The light version can run over DSL or cable connections as well but quality might not be as good without guaranteed 1.5Mbps bandwidth. Teleworkers using Cisco Virtual Office, a VPN link to a corporate office that supports VoIP and includes switching, routing and wireless support.
CTS 1300 is the first in a product line that will include models with smaller screens or just a single camera, for instance, Cisco says.
Cisco competitor Tandberg has a 720p resolution video system called Profile with one screen that costs $US38,900 that can be boosted to 1080p with a high definition add-on. Tandberg's low-end telepresence system costs $US69,900.
Cisco is also introducing Recording Studio, an application that runs on Cisco telepresence systems that enables using the gear to produce high-quality prerecorded videos for mass viewing. Recording Studio includes a server that hosts the videos, and those that want to view it can do so by responding to its URL.

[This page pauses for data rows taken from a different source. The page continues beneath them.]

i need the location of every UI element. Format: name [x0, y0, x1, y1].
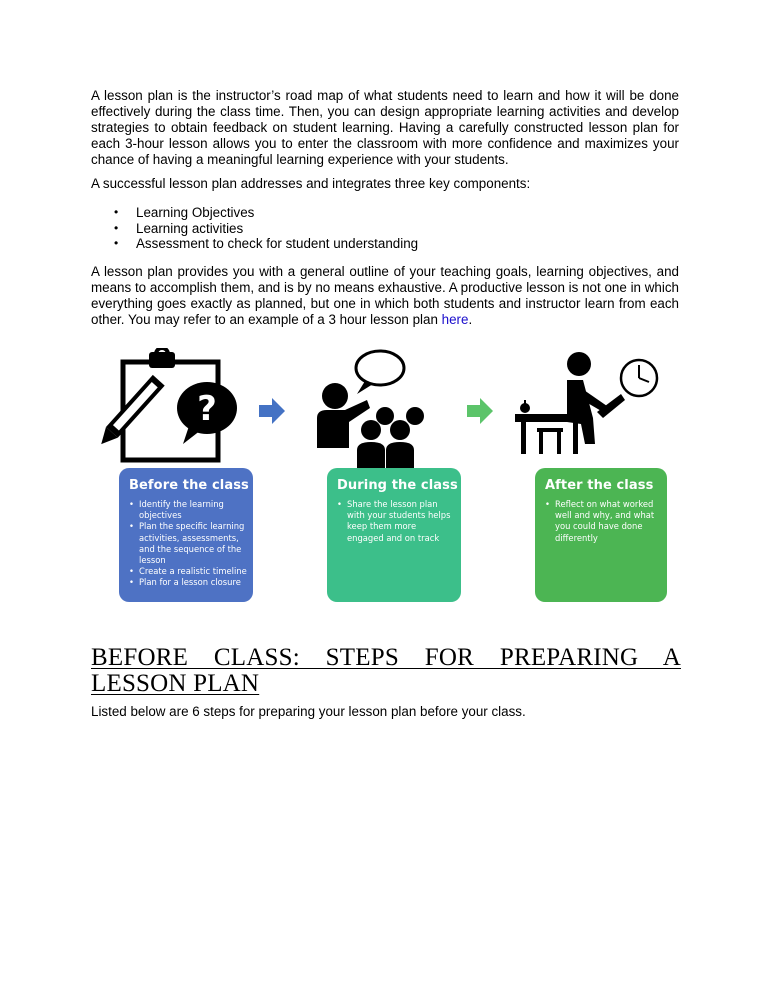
during-class-box — [327, 468, 461, 602]
list-item: • Learning activities — [114, 220, 244, 236]
clipboard-pencil-question-icon — [97, 348, 257, 466]
lesson-plan-diagram — [91, 348, 681, 604]
intro-paragraph-1: A lesson plan is the instructor’s road map of what students need to learn and how it will be done effectively during the class time. Then, you can design appropriate learning activities and develop strategies to obtain feedback on student learning. Having a carefully constructed lesson plan for each 3-hour lesson allows you to enter the classroom with more confidence and maximizes your chance of having a meaningful learning experience with your students. — [91, 88, 679, 167]
components-list — [91, 205, 679, 252]
person-desk-clock-icon — [511, 348, 671, 468]
section-intro: Listed below are 6 steps for preparing your lesson plan before your class. — [91, 704, 526, 719]
arrow-right-icon — [259, 398, 285, 424]
box-title: During the class — [337, 478, 458, 493]
list-item: • Plan the specific learning activities, assessments, and the sequence of the lesson — [129, 521, 247, 566]
after-class-box — [535, 468, 667, 602]
box-list — [535, 499, 667, 544]
list-item: • Plan for a lesson closure — [129, 577, 247, 588]
svg-text:?: ? — [197, 389, 217, 429]
section-heading: BEFORE CLASS: STEPS FOR PREPARING A LESSON PLAN — [91, 644, 681, 697]
bullet-icon: • — [114, 205, 119, 219]
box-list — [327, 499, 461, 544]
intro-content — [91, 88, 679, 328]
list-item: • Assessment to check for student understanding — [114, 236, 419, 251]
teacher-students-speech-icon — [305, 348, 455, 468]
bullet-icon: • — [114, 220, 119, 235]
list-item: • Reflect on what worked well and why, and what you could have done differently — [545, 499, 661, 544]
list-item: • Create a realistic timeline — [129, 566, 247, 577]
arrow-right-icon — [467, 398, 493, 424]
list-item: • Learning Objectives — [114, 205, 255, 220]
list-item: • Share the lesson plan with your students helps keep them more engaged and on track — [337, 499, 455, 544]
list-item: • Identify the learning objectives — [129, 499, 247, 521]
intro-paragraph-2: A successful lesson plan addresses and integrates three key components: — [91, 176, 531, 191]
intro-paragraph-3: A lesson plan provides you with a general outline of your teaching goals, learning objectives, and means to accomplish them, and is by no means exhaustive. A productive lesson is not one in which everything goes exactly as planned, but one in which both students and instructor learn from each other. You may refer to an example of a 3 hour lesson plan here. — [91, 263, 679, 327]
here-link[interactable]: here — [441, 311, 469, 327]
bullet-icon: • — [114, 236, 119, 250]
before-class-box — [119, 468, 253, 602]
box-title: Before the class — [129, 478, 249, 493]
box-list — [119, 499, 253, 589]
box-title: After the class — [545, 478, 654, 493]
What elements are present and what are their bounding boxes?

The application is supported by the telepresence conference phone that will include a record button similar to the connect button they already have to initiate conferences. Recording studio is priced not to exceed $US100,000 Cisco says.
The company is also introducing Event Control that enables live direction of a telepresence conference. So if a conference includes a guest speaker, that person's image can be kept on the screen at all times regardless who is talking. Telepresence sessions generally display the last talkers. A prototype of this technology was used at Cisco's VoiceCon keynote last year [to conference in former Vice President Al Gore], who spoke favorably of telepresence gear as a way to reduce the energy spent on conferences.
Cisco is also demonstrating any-to-any sessions between its telepresence sites and high-definition videoconferencing gear. The key feature of this interoperability is that it does not reduce the resolution to the level of any of the participating equipment. Those sites capable of telepresence will maintain telepresence connections with other sites that also support it.